All the models were trained and tested 10 times, and each time 70% of the samples in the data set were randomly selected for training and the remaining 30% for testing. The data in December 2010 and January 2011 was used as the initial inputs for the closed-loop models. Note that, regardless what predictive models to be used, the training procedures for both the open-loop and closed-loop models are the same; However, when applying a trained closed-loop model, the first n observations will be used as the initial inputs to the model, and then the predicted values will be fed back sequentially to the model as inputs to generate further predications in an autonomous manner.

4.3 Experimental Results

With the given settings, the relevant experiments were conducted accordingly to examine how well a customer’s membership in terms of profitability groups can be predicted over time. The average prediction accuracies generated by different models are given in Tables 3 and 4.

Table 3. Average prediction accuracy using observations at one previous time point.
Table 4. Average prediction accuracy using observations at two previous time points.

5 Discussion

From the experiment results obtained, it is evident that the RFM time series under consideration was well predictable, and a customer’s profitability group was stable.

Under all the experimental conditions, the prediction models using observations at one previous time point performed well and had a similar performance to those using observations at two previous time points. This can be further interpreted as the transit probability of a customer from one profitability group to another at any two consecutive time points was low.

An examination on the transit probability of the customers from one profitability group to another over time has revealed that, on average, the transit probability was not more than 6%. A summary of the average transit probability is given in Table 5, where the element \( TP_{ij} \), \( i, j = 1,2,3, \) in the \( 3 \times 3 \) matrix indicates the average transit probability from the \( i^{th} \) group to the \( j^{th} \) group if \( i \ne j \), and the average percentage of customers remained the \( i^{th} \) group if \( i \ne j \).

Table 5. Average customer transit probability over time.

Since the business has been running as wholesale as well, the prediction results are quite interpretable and understandable. As such, the profitability of a customer in month \( t \) only depended on the profitability of the customer in month \( t - 1 \). Therefore, it’s not necessary to use more past time points in the prediction.

In addition, the MLP and the Naïve Bayesian models were slightly more stable than the regression models.

The open-loop prediction models could achieve 84% accuracy and those models were useful for a short-term prediction. The closed-loop prediction models have achieved an accuracy of 79% and they could be applied for a long-term prediction.

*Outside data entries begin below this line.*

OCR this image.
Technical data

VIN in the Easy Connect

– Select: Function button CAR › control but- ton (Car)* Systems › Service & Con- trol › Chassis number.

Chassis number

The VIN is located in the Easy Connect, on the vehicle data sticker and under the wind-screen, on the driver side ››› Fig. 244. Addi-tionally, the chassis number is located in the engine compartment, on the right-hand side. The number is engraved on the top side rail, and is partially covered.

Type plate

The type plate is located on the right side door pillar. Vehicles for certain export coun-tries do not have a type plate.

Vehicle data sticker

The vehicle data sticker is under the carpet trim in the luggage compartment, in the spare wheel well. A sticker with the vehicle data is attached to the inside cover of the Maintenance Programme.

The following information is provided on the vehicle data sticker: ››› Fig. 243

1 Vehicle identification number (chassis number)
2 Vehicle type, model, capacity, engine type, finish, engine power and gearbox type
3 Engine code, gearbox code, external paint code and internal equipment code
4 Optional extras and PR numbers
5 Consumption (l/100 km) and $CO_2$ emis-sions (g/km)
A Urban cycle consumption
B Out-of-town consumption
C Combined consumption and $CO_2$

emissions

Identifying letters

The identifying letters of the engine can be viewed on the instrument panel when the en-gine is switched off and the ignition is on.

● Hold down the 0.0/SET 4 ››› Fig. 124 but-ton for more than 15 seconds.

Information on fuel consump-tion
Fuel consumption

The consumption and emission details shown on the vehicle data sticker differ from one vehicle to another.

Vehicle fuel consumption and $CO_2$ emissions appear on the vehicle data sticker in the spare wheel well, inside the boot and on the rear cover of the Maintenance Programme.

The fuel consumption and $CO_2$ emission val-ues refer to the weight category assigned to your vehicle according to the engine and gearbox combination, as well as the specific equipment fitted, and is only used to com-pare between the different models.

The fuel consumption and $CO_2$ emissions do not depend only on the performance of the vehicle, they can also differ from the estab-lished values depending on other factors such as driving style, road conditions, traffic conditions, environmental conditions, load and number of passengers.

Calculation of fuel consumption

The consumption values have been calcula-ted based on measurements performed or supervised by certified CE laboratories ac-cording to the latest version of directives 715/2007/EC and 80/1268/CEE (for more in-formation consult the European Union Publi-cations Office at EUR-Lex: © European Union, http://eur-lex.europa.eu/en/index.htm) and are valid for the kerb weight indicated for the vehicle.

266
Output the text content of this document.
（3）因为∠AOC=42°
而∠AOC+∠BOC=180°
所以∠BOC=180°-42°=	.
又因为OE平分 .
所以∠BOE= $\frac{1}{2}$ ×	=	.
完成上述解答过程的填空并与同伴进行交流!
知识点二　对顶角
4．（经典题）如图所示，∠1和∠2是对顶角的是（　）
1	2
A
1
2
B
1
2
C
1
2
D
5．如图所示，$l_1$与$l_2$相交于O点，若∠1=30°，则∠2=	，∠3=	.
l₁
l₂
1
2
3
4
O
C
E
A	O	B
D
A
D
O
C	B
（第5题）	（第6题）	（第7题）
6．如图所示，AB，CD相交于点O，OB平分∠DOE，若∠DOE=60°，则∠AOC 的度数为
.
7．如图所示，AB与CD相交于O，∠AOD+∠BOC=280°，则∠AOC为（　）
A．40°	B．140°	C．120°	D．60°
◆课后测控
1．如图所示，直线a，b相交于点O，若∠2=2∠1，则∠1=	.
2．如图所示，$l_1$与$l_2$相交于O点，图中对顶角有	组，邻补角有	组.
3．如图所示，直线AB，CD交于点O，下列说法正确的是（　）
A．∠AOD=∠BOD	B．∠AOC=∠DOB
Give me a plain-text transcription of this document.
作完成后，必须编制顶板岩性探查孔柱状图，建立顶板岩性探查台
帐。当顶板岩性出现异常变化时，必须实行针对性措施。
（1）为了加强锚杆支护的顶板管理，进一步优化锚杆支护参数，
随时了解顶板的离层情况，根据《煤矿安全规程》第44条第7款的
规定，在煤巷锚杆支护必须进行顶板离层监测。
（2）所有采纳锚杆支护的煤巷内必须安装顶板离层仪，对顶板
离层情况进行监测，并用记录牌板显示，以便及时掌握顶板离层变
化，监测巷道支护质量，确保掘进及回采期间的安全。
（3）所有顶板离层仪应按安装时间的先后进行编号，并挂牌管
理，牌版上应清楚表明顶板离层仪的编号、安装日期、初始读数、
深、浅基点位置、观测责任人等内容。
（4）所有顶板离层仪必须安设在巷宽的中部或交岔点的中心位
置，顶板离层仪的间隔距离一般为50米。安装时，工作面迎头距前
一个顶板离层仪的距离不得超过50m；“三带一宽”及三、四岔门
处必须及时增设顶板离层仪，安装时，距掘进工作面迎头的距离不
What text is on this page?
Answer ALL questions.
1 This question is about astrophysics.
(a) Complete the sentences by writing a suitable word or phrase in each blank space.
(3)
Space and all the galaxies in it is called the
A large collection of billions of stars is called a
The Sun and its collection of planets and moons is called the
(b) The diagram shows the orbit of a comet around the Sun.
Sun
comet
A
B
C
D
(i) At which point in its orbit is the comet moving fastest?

6 Conclusions and Future Work

In this study, a comparative study has been conducted on predicting customer profitability dynamically based on monthly RFM time series using multiple models. The study shows a good predictability of the time series under consideration. The context of the business of interest has helped to interpret the prediction results.

Further work includes:

  • Using real transactional data collected over a longer period of time, such as two or three years, to examine the predictability of the RFM time series;

  • To investigate how prediction accuracy might be affected by the frequency at which the RFM values are calculated with a given transactional data; and

  • Using other possible profitability measures to conduct comparative research.